Even if you choose to discredit the book, I’m making the argument that Japan had a lot of resources that made hunter-gatherer societies viable enough that they actually formed year-round settlements. That’s a claim I have yet to see someone dispute, as there is a bunch of archeological evidence backing it up.
- Comment on [deleted] 10 months ago:
Yes and no: the resources that made Japan very viable for hunter-gatherer societies are very different from the resources that make an area viable for agricultural societies.
Whereas agricultural societies value open areas and metal ore a lot, the jomon societies lived primarily off foraging and hunting in wooded areas. With the rise of agriculture, those areas largely disappeared, to the point where Japan was almost deforested.
Seafood is also something Japan had a huge abundance of, but like most of the world, they overfished their stocks.
For the “no” part: Resources like metal ore, coal, oil, waterfalls for hydropower, etc. do not make a hunter-gatherer society less viable, but can serve to make an already highly technologically developed society even more viable. The point being that although Japan had an abundance of resources making hunter-gatherer lifestyles much more viable than in most of the world, they can still lack in resources that are valuable to Iron Age and later societies.
The result is that
1: It took longer for agriculture to become a viable competitor against hunting/gathering in Japan.
2: Once agriculture was adopted, the resources in demand were not in high supply (as they weren’t there in there in the first place).
- Comment on [deleted] 10 months ago:
Yes: 300 BC is about 2500 years ago, which is roughly when the Jonson period ended.
My point was that the reason agriculture had not spread to japan yet wasn’t because they weren’t aware of it, but because Japan was so resource rich that it wasn’t able to compete as a lifestyle.

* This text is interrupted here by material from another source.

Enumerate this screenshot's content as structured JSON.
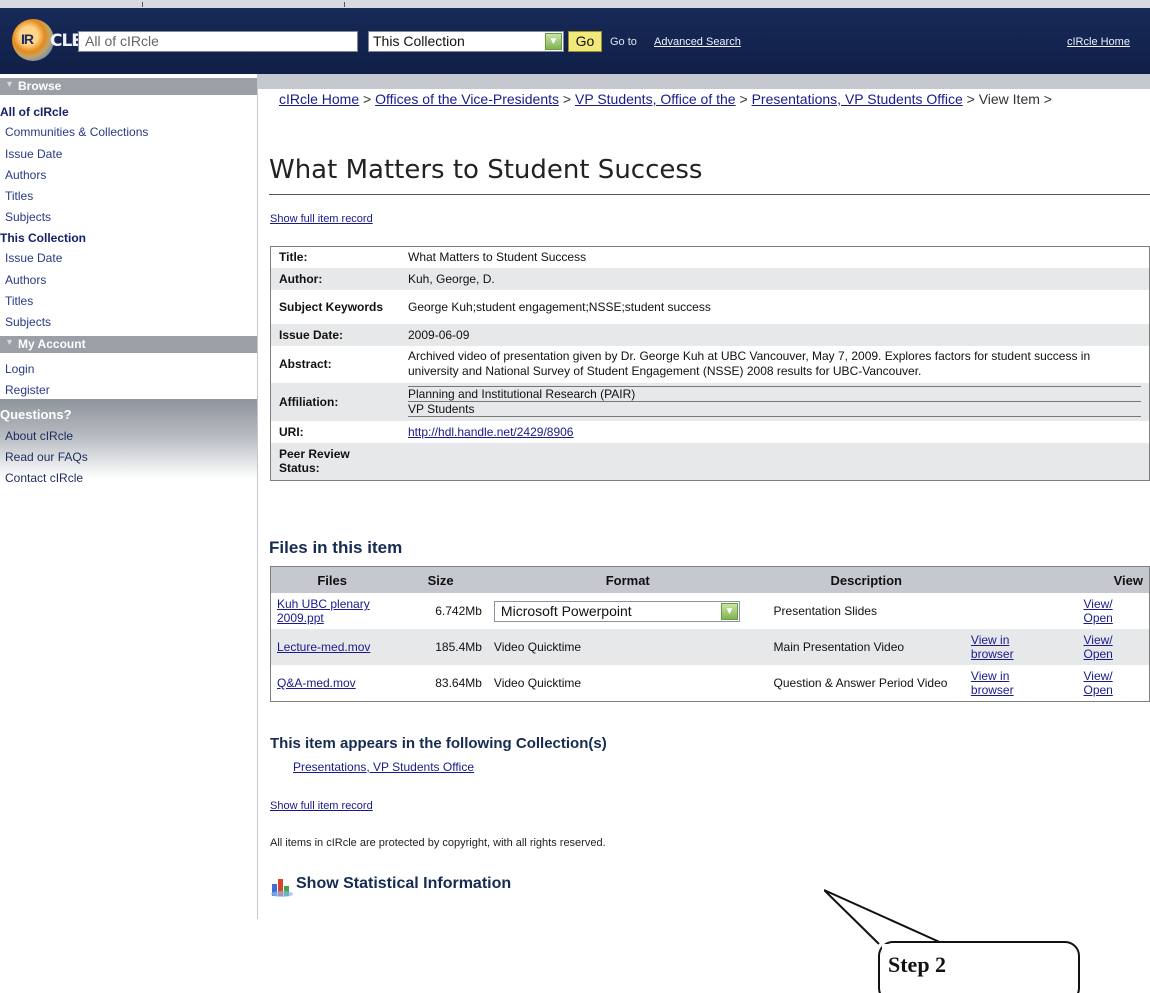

It’s well documented that the jomon culture traded with Korean farmers for centuries or even millennia before adopting agriculture themselves. This is an important reason for why they weren’t wiped out by disease when they came into contact with agricultural societies. Historical evidence also suggests that they were better fed than their agricultural neighbours in Korea and northern China in that period.
In short: The reason Japan started developing e.g. metalworking much later than their neighbours wasn’t a lack of resources, but an abundance of them. Which led them to not adopt agriculture before neighbouring societies had developed it sufficiently far to become competitive. Technology and social stratification typically follow once agriculture is adopted.
- Comment on [deleted] 10 months ago:
If memory serves me right, I’m talking about the Jomon period, which is the periode from about 10 000 years ago, up until about 2500 years ago, when the Yayoi period started. I believe the start of the Yayoi period is marked (among other things) by the spread of agriculture throughout Japan.
- Comment on [deleted] 10 months ago:
I think you’re missing a bit here: The Japanese were historically hunter-gatherer societies far longer than their mainland neighbours. The reason appears to be a large abundance of food and resources, to the point that the Japanese hunter-gatherer societies are believed to be some of (if not the) only hunter-gatherer societies that formed year-round stationary settlements, because they had enough resources to not be reliant on wandering, as other, nomadic societies had to.
Historians believe that the Japanese only converted to agriculture once rice strains and agricultural methods that were suitable for their climate had been developed in Korea for over a thousand years, because thats how long it took to make agriculture able to compete against the hunter-gatherer lifestyle in Japan, due to the vast amount of resources.